The Vista challenger is designed to fully integrate desktop and Web-based apps.

Good OS, the company that provides the operating system for Wal-Mart's low-cost Linux PCs, has introduced a new offering that allows users to access desktop and cloud-based apps from within a Web browser.

Good OS's Cloud system integrates a compressed version of the Linux operating system with the company's homegrown Web browser. From within the browser, users can launch desktop applications such as spreadsheets or games, or access lighter Web services -- like Google Apps or Yahoo mail.

The system also features a tab that will launch Microsoft's Windows XP operating system.

At the Netbook World Summit in Paris this week, Good OS showed off Cloud riding on its new Gigabyte Touch-Screen Netbook. "With Cloud, Gigabyte Netbooks will power on to the Internet in seconds while still supporting killer applications together with Windows XP," said a company spokesman.

Though new on the scene, Good OS captured some buzz earlier this year when its Ubuntu-based operating system debuted aboard a sub-$200 Everex brand PC sold through discount retailer Wal-Mart.

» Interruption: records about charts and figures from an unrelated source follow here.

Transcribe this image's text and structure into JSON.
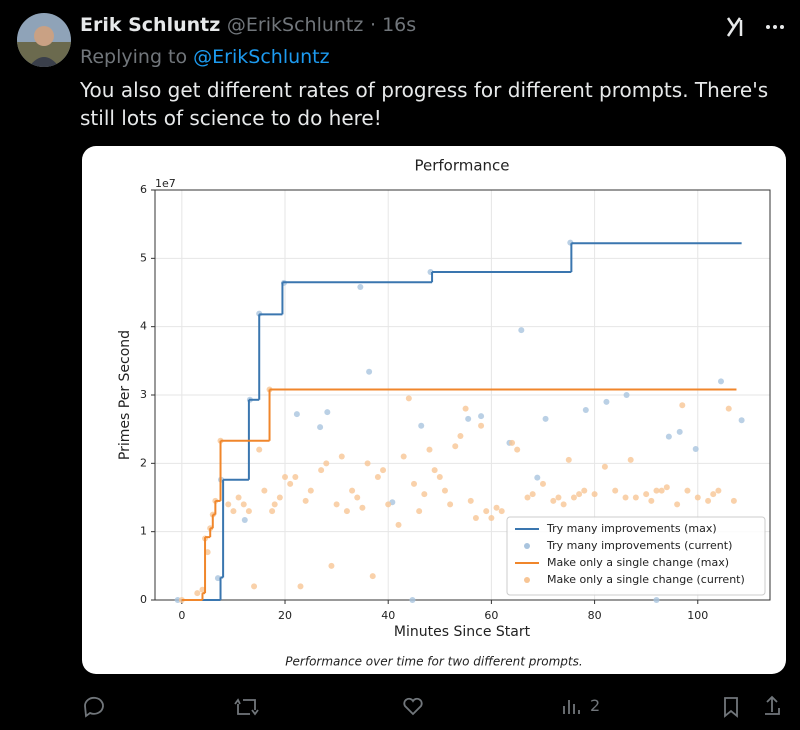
{
  "tweet": {
    "author": "Erik Schluntz",
    "handle": "@ErikSchluntz",
    "time": "· 16s",
    "replying_label": "Replying to",
    "replying_to": "@ErikSchluntz",
    "text": "You also get different rates of progress for different prompts. There's still lots of science to do here!",
    "views": "2"
  },
  "chart_data": {
    "type": "line",
    "title": "Performance",
    "x_label": "Minutes Since Start",
    "y_label": "Primes Per Second",
    "y_offset_label": "1e7",
    "caption": "Performance over time for two different prompts.",
    "xlim": [
      -5.2,
      114
    ],
    "ylim": [
      0,
      6
    ],
    "xticks": [
      0,
      20,
      40,
      60,
      80,
      100
    ],
    "yticks": [
      0,
      1,
      2,
      3,
      4,
      5,
      6
    ],
    "grid": true,
    "legend": "lower right",
    "series": [
      {
        "name": "Try many improvements (max)",
        "color": "#3a76af",
        "kind": "step",
        "x": [
          0,
          7.5,
          8,
          13,
          15,
          19.5,
          48.5,
          75.5,
          108.5
        ],
        "values": [
          0,
          0.33,
          1.76,
          2.93,
          4.18,
          4.65,
          4.8,
          5.22,
          5.22
        ]
      },
      {
        "name": "Try many improvements (current)",
        "color": "#a9c4de",
        "kind": "scatter",
        "x": [
          -0.8,
          7,
          7.6,
          12.2,
          13.2,
          15,
          19.8,
          22.3,
          28.2,
          26.8,
          34.6,
          36.3,
          40.8,
          44.7,
          46.4,
          48.2,
          55.5,
          58,
          63.5,
          65.8,
          68.9,
          70.5,
          75.3,
          78.3,
          82.3,
          86.2,
          92,
          94.4,
          96.5,
          99.6,
          104.5,
          108.5
        ],
        "values": [
          0,
          0.32,
          1.76,
          1.17,
          2.93,
          4.19,
          4.64,
          2.72,
          2.75,
          2.53,
          4.58,
          3.34,
          1.43,
          0,
          2.55,
          4.8,
          2.65,
          2.69,
          2.3,
          3.95,
          1.79,
          2.65,
          5.23,
          2.78,
          2.9,
          3.0,
          0,
          2.39,
          2.46,
          2.21,
          3.2,
          2.63
        ]
      },
      {
        "name": "Make only a single change (max)",
        "color": "#f0862b",
        "kind": "step",
        "x": [
          0,
          4,
          4.5,
          5.5,
          6,
          6.5,
          7.5,
          17,
          107.5
        ],
        "values": [
          0,
          0.1,
          0.92,
          1.05,
          1.25,
          1.45,
          2.33,
          3.08,
          3.08
        ]
      },
      {
        "name": "Make only a single change (current)",
        "color": "#f7c595",
        "kind": "scatter",
        "x": [
          0,
          3,
          4,
          4.5,
          5,
          5.5,
          6,
          6.5,
          7.5,
          9,
          10,
          11,
          12,
          13,
          14,
          15,
          16,
          17,
          17.5,
          18,
          19,
          20,
          21,
          22,
          23,
          24,
          25,
          27,
          28,
          29,
          30,
          31,
          32,
          33,
          34,
          35,
          36,
          37,
          38,
          39,
          40,
          42,
          43,
          44,
          45,
          46,
          47,
          48,
          49,
          50,
          51,
          52,
          53,
          54,
          55,
          56,
          57,
          58,
          59,
          60,
          61,
          62,
          64,
          65,
          67,
          68,
          70,
          72,
          73,
          74,
          75,
          76,
          77,
          78,
          80,
          82,
          84,
          86,
          87,
          88,
          90,
          91,
          92,
          93,
          94,
          96,
          97,
          98,
          100,
          102,
          103,
          104,
          106,
          107
        ],
        "values": [
          0,
          0.1,
          0.15,
          0.9,
          0.7,
          1.05,
          1.25,
          1.45,
          2.33,
          1.4,
          1.3,
          1.5,
          1.4,
          1.3,
          0.2,
          2.2,
          1.6,
          3.08,
          1.3,
          1.4,
          1.5,
          1.8,
          1.7,
          1.8,
          0.2,
          1.45,
          1.6,
          1.9,
          2.0,
          0.5,
          1.4,
          2.1,
          1.3,
          1.6,
          1.5,
          1.35,
          2.0,
          0.35,
          1.8,
          1.9,
          1.4,
          1.1,
          2.1,
          2.95,
          1.7,
          1.3,
          1.55,
          2.2,
          1.9,
          1.8,
          1.6,
          1.4,
          2.25,
          2.4,
          2.8,
          1.45,
          1.2,
          2.55,
          1.3,
          1.2,
          1.35,
          1.3,
          2.3,
          2.2,
          1.5,
          1.55,
          1.7,
          1.45,
          1.5,
          1.4,
          2.05,
          1.5,
          1.55,
          1.6,
          1.55,
          1.95,
          1.6,
          1.5,
          2.05,
          1.5,
          1.55,
          1.45,
          1.6,
          1.6,
          1.65,
          1.4,
          2.85,
          1.6,
          1.5,
          1.45,
          1.55,
          1.6,
          2.8,
          1.45
        ]
      }
    ]
  }
}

The most current version, the Everex TC2512 gPC, features a 1.5-GHz Via C7-D processor. There's no monitor included, but buyers get stereo speakers and a DVD-ROM/CD-RW drive. The gPC also comes with the free OpenOffice.org productivity suite.

The emergence of low-cost, Linux-based systems is having an impact on sales of Microsoft Windows.

Revenue from Microsoft's Client division, which derives mostly from Vista now that Windows XP has been formally retired, edged up just 2%, year over year, to $4.21 billion in Microsoft's fiscal first quarter, despite the fact that the overall PC market grew 10% to 12% during the same period.

Redmond's problem: An increasing number of computer buyers, mostly in high-growth, price-sensitive emerging markets, are realizing that they can get by with so-called netbooks for most of their online requirements. It's a fact that's leaving Windows Vista out in the cold in some of the world's fastest growing tech markets.